In a previous post I explained about SSTable and their role in the persistent storage of data in Cassandra.

Suppose that following query is received on a node (news_id is primary key):

SELECT * FROM tblNewsItems WHERE news_id = '8bacfe891fa89bfab98d9e99f9a9';

How can the node determine if this specific row exists in it's local data? As we know we have in-memory tables (mem-table) but they are used as a caching mechanism and not the real storage. So any data lookup in these in-memory storages won't be enough as they don't have the whole range of data.

Another solution is to read the SSTable and check if the table contains the key that we want. Even in case of using effective search algorithms like binary search, this will be too expensive because it involves a lot of disk reads which may not be efficient enough for a system with a lot of data and a lot of read queries.

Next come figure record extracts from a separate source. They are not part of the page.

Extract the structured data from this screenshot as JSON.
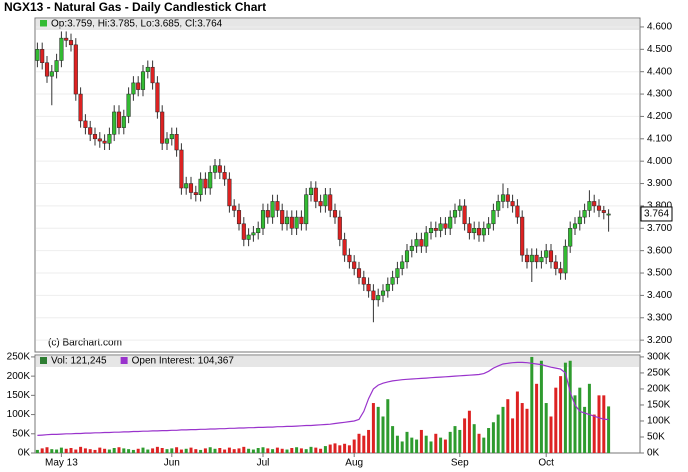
{
  "chart_data": [
    {
      "type": "candlestick",
      "title": "NGX13 - Natural Gas - Daily Candlestick Chart",
      "legend": "Op:3.759, Hi:3.785, Lo:3.685, Cl:3.764",
      "watermark": "(c) Barchart.com",
      "categories": [
        null,
        null,
        null,
        null,
        null,
        "May 13",
        null,
        null,
        null,
        null,
        null,
        null,
        null,
        null,
        null,
        null,
        null,
        null,
        null,
        null,
        null,
        null,
        null,
        null,
        null,
        null,
        null,
        null,
        "Jun",
        null,
        null,
        null,
        null,
        null,
        null,
        null,
        null,
        null,
        null,
        null,
        null,
        null,
        null,
        null,
        null,
        null,
        null,
        "Jul",
        null,
        null,
        null,
        null,
        null,
        null,
        null,
        null,
        null,
        null,
        null,
        null,
        null,
        null,
        null,
        null,
        null,
        null,
        "Aug",
        null,
        null,
        null,
        null,
        null,
        null,
        null,
        null,
        null,
        null,
        null,
        null,
        null,
        null,
        null,
        null,
        null,
        null,
        null,
        null,
        null,
        "Sep",
        null,
        null,
        null,
        null,
        null,
        null,
        null,
        null,
        null,
        null,
        null,
        null,
        null,
        null,
        null,
        null,
        null,
        "Oct",
        null,
        null,
        null,
        null,
        null,
        null,
        null,
        null,
        null,
        null,
        null,
        null,
        null
      ],
      "open": [
        4.45,
        4.5,
        4.44,
        4.38,
        4.4,
        4.45,
        4.55,
        4.54,
        4.52,
        4.3,
        4.18,
        4.15,
        4.12,
        4.1,
        4.09,
        4.08,
        4.12,
        4.22,
        4.15,
        4.2,
        4.3,
        4.35,
        4.32,
        4.4,
        4.42,
        4.35,
        4.22,
        4.08,
        4.1,
        4.12,
        4.05,
        3.88,
        3.9,
        3.86,
        3.85,
        3.92,
        3.88,
        3.95,
        3.98,
        3.95,
        3.92,
        3.8,
        3.78,
        3.72,
        3.65,
        3.67,
        3.68,
        3.7,
        3.78,
        3.75,
        3.82,
        3.78,
        3.72,
        3.75,
        3.7,
        3.75,
        3.72,
        3.85,
        3.88,
        3.82,
        3.8,
        3.85,
        3.78,
        3.75,
        3.65,
        3.58,
        3.55,
        3.52,
        3.48,
        3.45,
        3.42,
        3.38,
        3.4,
        3.42,
        3.45,
        3.48,
        3.52,
        3.55,
        3.6,
        3.62,
        3.65,
        3.62,
        3.68,
        3.7,
        3.69,
        3.72,
        3.7,
        3.75,
        3.78,
        3.8,
        3.72,
        3.68,
        3.7,
        3.67,
        3.7,
        3.72,
        3.78,
        3.82,
        3.85,
        3.82,
        3.8,
        3.75,
        3.58,
        3.55,
        3.58,
        3.55,
        3.57,
        3.6,
        3.55,
        3.52,
        3.5,
        3.62,
        3.7,
        3.72,
        3.75,
        3.78,
        3.82,
        3.8,
        3.78,
        3.759
      ],
      "high": [
        4.53,
        4.53,
        4.47,
        4.43,
        4.48,
        4.58,
        4.58,
        4.57,
        4.55,
        4.33,
        4.21,
        4.18,
        4.15,
        4.13,
        4.12,
        4.15,
        4.25,
        4.25,
        4.23,
        4.33,
        4.38,
        4.38,
        4.43,
        4.45,
        4.45,
        4.38,
        4.25,
        4.13,
        4.15,
        4.15,
        4.08,
        3.93,
        3.93,
        3.89,
        3.95,
        3.95,
        3.98,
        4.01,
        4.01,
        3.98,
        3.95,
        3.83,
        3.81,
        3.75,
        3.7,
        3.71,
        3.73,
        3.81,
        3.81,
        3.85,
        3.85,
        3.81,
        3.78,
        3.78,
        3.78,
        3.78,
        3.88,
        3.91,
        3.91,
        3.85,
        3.88,
        3.88,
        3.81,
        3.78,
        3.68,
        3.61,
        3.58,
        3.55,
        3.51,
        3.48,
        3.45,
        3.43,
        3.45,
        3.48,
        3.51,
        3.55,
        3.58,
        3.63,
        3.65,
        3.68,
        3.68,
        3.71,
        3.73,
        3.73,
        3.75,
        3.75,
        3.78,
        3.81,
        3.83,
        3.83,
        3.75,
        3.73,
        3.73,
        3.73,
        3.75,
        3.81,
        3.85,
        3.9,
        3.88,
        3.85,
        3.83,
        3.78,
        3.61,
        3.61,
        3.61,
        3.6,
        3.63,
        3.63,
        3.58,
        3.55,
        3.65,
        3.73,
        3.75,
        3.78,
        3.81,
        3.87,
        3.85,
        3.83,
        3.8,
        3.785
      ],
      "low": [
        4.42,
        4.41,
        4.35,
        4.25,
        4.37,
        4.42,
        4.51,
        4.49,
        4.27,
        4.15,
        4.12,
        4.09,
        4.07,
        4.06,
        4.05,
        4.05,
        4.09,
        4.12,
        4.12,
        4.17,
        4.27,
        4.29,
        4.29,
        4.37,
        4.32,
        4.19,
        4.05,
        4.05,
        4.07,
        4.02,
        3.85,
        3.85,
        3.83,
        3.82,
        3.82,
        3.85,
        3.85,
        3.92,
        3.92,
        3.89,
        3.77,
        3.75,
        3.69,
        3.62,
        3.62,
        3.64,
        3.65,
        3.67,
        3.72,
        3.72,
        3.75,
        3.69,
        3.69,
        3.67,
        3.67,
        3.69,
        3.69,
        3.82,
        3.79,
        3.77,
        3.77,
        3.75,
        3.72,
        3.62,
        3.55,
        3.52,
        3.49,
        3.45,
        3.42,
        3.39,
        3.28,
        3.35,
        3.37,
        3.39,
        3.42,
        3.45,
        3.49,
        3.52,
        3.57,
        3.59,
        3.59,
        3.59,
        3.65,
        3.66,
        3.66,
        3.67,
        3.67,
        3.72,
        3.75,
        3.69,
        3.65,
        3.65,
        3.64,
        3.64,
        3.67,
        3.69,
        3.75,
        3.79,
        3.79,
        3.77,
        3.72,
        3.55,
        3.52,
        3.46,
        3.52,
        3.52,
        3.54,
        3.52,
        3.49,
        3.47,
        3.47,
        3.59,
        3.67,
        3.69,
        3.72,
        3.75,
        3.77,
        3.75,
        3.74,
        3.685
      ],
      "close": [
        4.5,
        4.44,
        4.38,
        4.4,
        4.45,
        4.55,
        4.54,
        4.52,
        4.3,
        4.18,
        4.15,
        4.12,
        4.1,
        4.09,
        4.08,
        4.12,
        4.22,
        4.15,
        4.2,
        4.3,
        4.35,
        4.32,
        4.4,
        4.42,
        4.35,
        4.22,
        4.08,
        4.1,
        4.12,
        4.05,
        3.88,
        3.9,
        3.86,
        3.85,
        3.92,
        3.88,
        3.95,
        3.98,
        3.95,
        3.92,
        3.8,
        3.78,
        3.72,
        3.65,
        3.67,
        3.68,
        3.7,
        3.78,
        3.75,
        3.82,
        3.78,
        3.72,
        3.75,
        3.7,
        3.75,
        3.72,
        3.85,
        3.88,
        3.82,
        3.8,
        3.85,
        3.78,
        3.75,
        3.65,
        3.58,
        3.55,
        3.52,
        3.48,
        3.45,
        3.42,
        3.38,
        3.4,
        3.42,
        3.45,
        3.48,
        3.52,
        3.55,
        3.6,
        3.62,
        3.65,
        3.62,
        3.68,
        3.7,
        3.69,
        3.72,
        3.7,
        3.75,
        3.78,
        3.8,
        3.72,
        3.68,
        3.7,
        3.67,
        3.7,
        3.72,
        3.78,
        3.82,
        3.85,
        3.82,
        3.8,
        3.75,
        3.58,
        3.55,
        3.58,
        3.55,
        3.57,
        3.6,
        3.55,
        3.52,
        3.5,
        3.62,
        3.7,
        3.72,
        3.75,
        3.78,
        3.82,
        3.8,
        3.78,
        3.77,
        3.764
      ],
      "up_color": "#33bb33",
      "down_color": "#dd2222",
      "ylim": [
        3.147,
        4.64
      ],
      "yticks": [
        {
          "value": 3.2,
          "label": "3.200"
        },
        {
          "value": 3.3,
          "label": "3.300"
        },
        {
          "value": 3.4,
          "label": "3.400"
        },
        {
          "value": 3.5,
          "label": "3.500"
        },
        {
          "value": 3.6,
          "label": "3.600"
        },
        {
          "value": 3.7,
          "label": "3.700"
        },
        {
          "value": 3.8,
          "label": "3.800"
        },
        {
          "value": 3.9,
          "label": "3.900"
        },
        {
          "value": 4.0,
          "label": "4.000"
        },
        {
          "value": 4.1,
          "label": "4.100"
        },
        {
          "value": 4.2,
          "label": "4.200"
        },
        {
          "value": 4.3,
          "label": "4.300"
        },
        {
          "value": 4.4,
          "label": "4.400"
        },
        {
          "value": 4.5,
          "label": "4.500"
        },
        {
          "value": 4.6,
          "label": "4.600"
        }
      ]
    },
    {
      "type": "volume",
      "series": [
        {
          "name": "Vol: 121,245",
          "color": "#2e7d32",
          "values": [
            8000,
            12000,
            15000,
            10000,
            9000,
            14000,
            11000,
            13000,
            9000,
            16000,
            12000,
            10000,
            8000,
            14000,
            11000,
            9000,
            13000,
            15000,
            12000,
            10000,
            8000,
            11000,
            14000,
            9000,
            12000,
            16000,
            13000,
            10000,
            12000,
            15000,
            9000,
            11000,
            14000,
            10000,
            8000,
            12000,
            15000,
            11000,
            13000,
            9000,
            14000,
            10000,
            12000,
            16000,
            11000,
            9000,
            13000,
            15000,
            12000,
            10000,
            14000,
            11000,
            9000,
            13000,
            15000,
            12000,
            10000,
            16000,
            14000,
            11000,
            18000,
            22000,
            25000,
            20000,
            24000,
            20000,
            35000,
            50000,
            45000,
            60000,
            130000,
            120000,
            95000,
            140000,
            70000,
            45000,
            30000,
            55000,
            40000,
            35000,
            60000,
            45000,
            30000,
            50000,
            40000,
            35000,
            55000,
            70000,
            60000,
            90000,
            110000,
            75000,
            50000,
            40000,
            65000,
            80000,
            100000,
            120000,
            140000,
            90000,
            160000,
            130000,
            115000,
            250000,
            180000,
            240000,
            130000,
            95000,
            170000,
            200000,
            235000,
            240000,
            150000,
            170000,
            120000,
            180000,
            100000,
            150000,
            150000,
            121245
          ]
        },
        {
          "name": "Open Interest: 104,367",
          "color": "#9933cc",
          "axis": "y2",
          "values": [
            55000,
            56000,
            57000,
            58000,
            58000,
            59000,
            60000,
            60000,
            61000,
            61000,
            62000,
            62000,
            63000,
            63000,
            64000,
            64000,
            65000,
            65000,
            66000,
            66000,
            67000,
            67000,
            68000,
            68000,
            69000,
            69000,
            70000,
            70000,
            71000,
            71000,
            72000,
            72000,
            73000,
            73000,
            74000,
            74000,
            75000,
            75000,
            76000,
            76000,
            77000,
            77000,
            78000,
            78000,
            79000,
            79000,
            80000,
            80000,
            81000,
            81000,
            82000,
            82000,
            83000,
            83000,
            84000,
            85000,
            86000,
            86000,
            87000,
            88000,
            89000,
            90000,
            92000,
            94000,
            96000,
            98000,
            100000,
            105000,
            130000,
            170000,
            200000,
            212000,
            218000,
            222000,
            225000,
            227000,
            229000,
            230000,
            231000,
            232000,
            233000,
            234000,
            235000,
            236000,
            237000,
            238000,
            239000,
            240000,
            241000,
            242000,
            243000,
            244000,
            245000,
            248000,
            255000,
            265000,
            272000,
            278000,
            280000,
            282000,
            283000,
            283000,
            282000,
            280000,
            278000,
            276000,
            272000,
            268000,
            265000,
            262000,
            250000,
            190000,
            150000,
            130000,
            125000,
            120000,
            115000,
            110000,
            106000,
            104367
          ]
        }
      ],
      "ylim": [
        0,
        255000
      ],
      "yticks": [
        {
          "value": 0,
          "label": "0K"
        },
        {
          "value": 50000,
          "label": "50K"
        },
        {
          "value": 100000,
          "label": "100K"
        },
        {
          "value": 150000,
          "label": "150K"
        },
        {
          "value": 200000,
          "label": "200K"
        },
        {
          "value": 250000,
          "label": "250K"
        }
      ],
      "y2lim": [
        0,
        306000
      ],
      "y2ticks": [
        {
          "value": 0,
          "label": "0K"
        },
        {
          "value": 50000,
          "label": "50K"
        },
        {
          "value": 100000,
          "label": "100K"
        },
        {
          "value": 150000,
          "label": "150K"
        },
        {
          "value": 200000,
          "label": "200K"
        },
        {
          "value": 250000,
          "label": "250K"
        },
        {
          "value": 300000,
          "label": "300K"
        }
      ]
    }
  ]
}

The solution is to use Bloom Filter data structure. This is an in-memory, probabilistic data structure which can help you find if an element is member of a set or no? Here the set is the Cassandra table (which is actually a set of rows) and the element is the primary key we are looking for. So we have these features:

  1. It is in-memory, so it will be fast and efficient.
  2. It is probabilistic means the result will not be guaranteed to be correct. There is a high chance that the result is correct and this is enough for us. This is the trade-off that we pay to have such an efficient in-memory data structure. As a result, if the bloom filter says a row is inside a set, there is a very low probability that this is not correct. But the other side of the result is guaranteed to be true. If it says some row ir NOT in the set, it definitely is not.

How bloom filter works

A bloom filter is a bit-map containing n bits and a set of hash functions which are expected to be independant. Let's assume we have a bloom filter with 100 bits and 3 hash functions (f1, f2 and f3). In practice the size of bloom filter will be much larger (MB or GBs). Each of has functions will receive an arbitrary input (row primary key) and output a number between 1 to n. You can easily achieve this output by using modulo operator and common hash functions.

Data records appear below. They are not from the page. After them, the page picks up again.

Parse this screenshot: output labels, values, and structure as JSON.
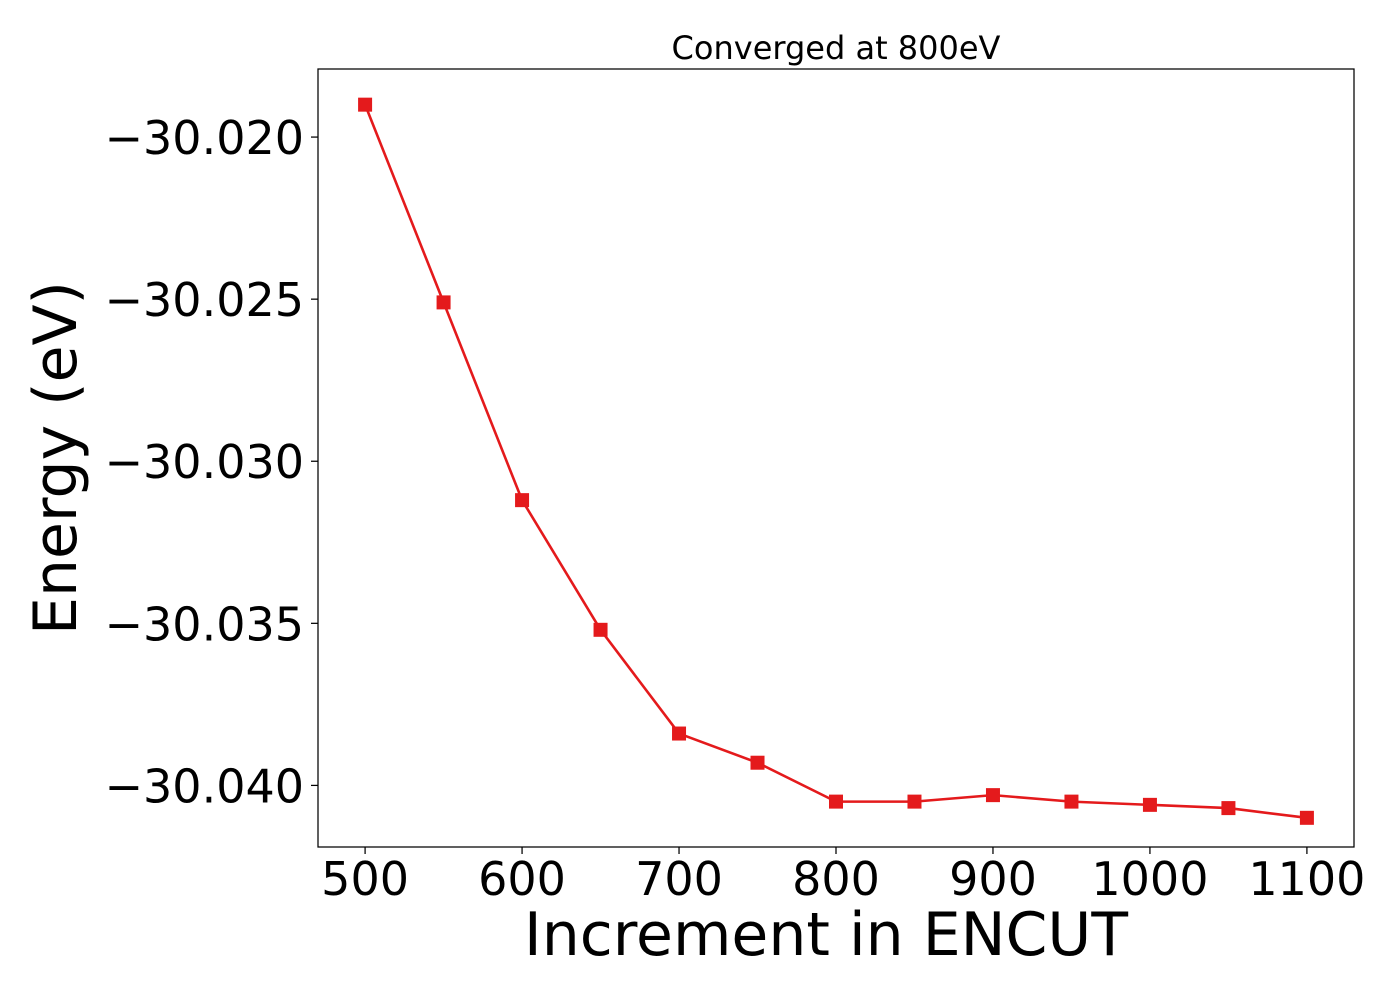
{
  "chart_data": {
    "type": "line",
    "title": "Converged at 800eV",
    "xlabel": "Increment in ENCUT",
    "ylabel": "Energy (eV)",
    "xlim": [
      470,
      1130
    ],
    "ylim": [
      -30.0419,
      -30.0179
    ],
    "xticks": [
      500,
      600,
      700,
      800,
      900,
      1000,
      1100
    ],
    "xtick_labels": [
      "500",
      "600",
      "700",
      "800",
      "900",
      "1000",
      "1100"
    ],
    "yticks": [
      -30.02,
      -30.025,
      -30.03,
      -30.035,
      -30.04
    ],
    "ytick_labels": [
      "−30.020",
      "−30.025",
      "−30.030",
      "−30.035",
      "−30.040"
    ],
    "grid": false,
    "legend": "none",
    "series": [
      {
        "color": "#e41a1c",
        "marker": "square",
        "x": [
          500,
          550,
          600,
          650,
          700,
          750,
          800,
          850,
          900,
          950,
          1000,
          1050,
          1100
        ],
        "y": [
          -30.019,
          -30.0251,
          -30.0312,
          -30.0352,
          -30.0384,
          -30.0393,
          -30.0405,
          -30.0405,
          -30.0403,
          -30.0405,
          -30.0406,
          -30.0407,
          -30.041
        ]
      }
    ]
  }
}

There are two algorithms for insertion of data into a bloom filter and checking whether something exists in the set or no. These alrogithms are pretty simple and straightforward. To insert data x into bloom filter:

  1. Apply hash functions on x. So we will have a=f1(x), b=f2(x) and c=f3(x).
  2. Set bits numbered a,b and c in the bloom filter to one (Note that they may have already been set to one but this doesn't matter).
To check if data x exists in the bloom filter:
  1. Apply hash functions on y: So we will have d=f1(y), e=f2(y), f=f3(y).
  2. Check bits numbered d, e, and f in the bit-map of bloom filter. Are they all set to one? If so, the row probably exists in the set. If even one of those bits is zero, means that row definitely does not exist in the set.

How false positives are handled?

False positive for a bloom filter means cases where the filter indicates that a row exists in the table but it was not. Remmber that this is a probabilistic data structure so these cases may happen.

If there is a false positive, we won't know about it until we scan the SSTable. So generally Cassandra will scan the SSTable looking for a specific row, if the bloom filter indicates the row exists in the table. If after scan completion, row is not found, this will be recorded as a false positive.

You can run 'nodetool cfstats' command in a Cassandra node to view a lot of statistics about the node. One of those stats is for bloom filters which shows you the memory consumed by bloom filter and number of false positives.